LAWS(BOM)-1942-8-13

SITARAM VINAYAK HASABNIS Vs. NARAYAN SHANKARRAO HASABNIS

Decided On August 07, 1942
SITARAM VINAYAK HASABNIS Appellant
V/S
NARAYAN SHANKARRAO HASABNIS Respondents

JUDGEMENT

(1.) THE plaintiffs sued for the partition and separate possession of a share amounting to eight annas and ten and half pies in some properties known as the Shankar Khar and Shankar Wadi, and also for a declaration of their right to receive a similar share in half the revenues of the village of Sape. THEy also sued for an account of the recoveries made by defendant No.1, who admittedly has been in possession of these properties; and by a purshis they dated their claim to an account from the year 1927. THEy have been given a preliminary decree for partition of the Shankar Wadi and Shankar Khar and also' a declaration of their right to receive the assessment claimed of the village of Sape, and the preliminary decree ordered accounts to be taken of the plaintiffs' share in the income received by the defendants from the year 1927. THE Commissioner found a sum of Rs. 6,139-0-1 1/2 to be due to the plaintiffs on accounts, and by a final decree that sum was ordered to be paid by the defendants together with costs and future interest at six per cent. from the date of the suit on the principal sum of Rs. 6,139. THE defendants have appealed both against the preliminary decree (First Appeal 155 of 1940) and against the final decree (First Appeal 294 of 1940).

(2.) MOST of the defences raised to the suit have been abandoned in these appeals, and it is not necessary to do more than state the facts in very brief outline. It is not disputed that in 1862 three brothers, Trimbak, Ganesh, and Shankar, all sons of one Vinayak (the first two by his first wife and the last by his second wife) separated. The right of Shankar to a share of six annas and six pies was recognised, and Trimbak and Ganesh between them were given a share of nine annas and six pies. Some of the property was divided; but some of it was kept joint, including the property in the present suit. But it is not disputed that from that date the three brothers ceased to be members of a joint family and became tenants-in-common. Trimbak died in 1875, and on his son's death in 1879 no male member remained in his family. His widow Gangabai died in 1918. Ganesh died in 1871, and his widow adopted defendant No.1 in 1883. Plaintiff No.1 is the son of Shankar, who died in 1896; the other defendants Nos. 2, 3 and 4 are the sons of defendant No.1 and plaintiffs Nos. 2, 3 and 4 are the sons of plaintiff No.1. Defendants Nos. 5 and 6 are alienees.
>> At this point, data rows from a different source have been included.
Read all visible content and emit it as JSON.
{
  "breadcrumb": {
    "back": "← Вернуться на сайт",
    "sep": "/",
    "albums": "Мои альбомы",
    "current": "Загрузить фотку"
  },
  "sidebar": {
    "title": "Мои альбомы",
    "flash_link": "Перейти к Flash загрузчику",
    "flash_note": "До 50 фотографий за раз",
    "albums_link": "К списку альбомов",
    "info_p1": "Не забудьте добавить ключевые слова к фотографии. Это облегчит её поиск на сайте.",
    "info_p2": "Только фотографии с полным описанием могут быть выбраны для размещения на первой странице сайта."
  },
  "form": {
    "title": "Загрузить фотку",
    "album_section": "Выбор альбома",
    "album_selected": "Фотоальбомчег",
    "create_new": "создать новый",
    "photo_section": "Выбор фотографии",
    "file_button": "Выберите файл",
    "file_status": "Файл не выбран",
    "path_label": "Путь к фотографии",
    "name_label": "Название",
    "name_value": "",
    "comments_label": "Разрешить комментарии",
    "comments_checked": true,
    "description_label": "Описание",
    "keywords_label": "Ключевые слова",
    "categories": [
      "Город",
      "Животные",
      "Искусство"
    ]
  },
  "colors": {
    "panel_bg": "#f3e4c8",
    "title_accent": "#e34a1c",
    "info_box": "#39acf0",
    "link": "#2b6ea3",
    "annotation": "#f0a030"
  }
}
(3.) IN support of the defence on this point two cases have been cited in which the Courts have applied the coparcenary rule to suits relating to the partition of property held in common. They are Chhotibibi v. Pachhabi (1892) P.J. 112 and Rajendra v. Brojendra. (1922) 37 C.L.J. 191 IN each of these cases the Court treated the coparcenary rule as generally applicable to suits for partition, and in the first of them (which was a suit between Mahomedans) the Court stated that (p. 117) The relief sought for in these suits is a partition of the shares of the two plaintiffs; and such relief can only be given if all persons interested in the ancestral property are parties to the two suits and if the whole ancestral property is also brought into suit. Neither, of these conditions is satisfied.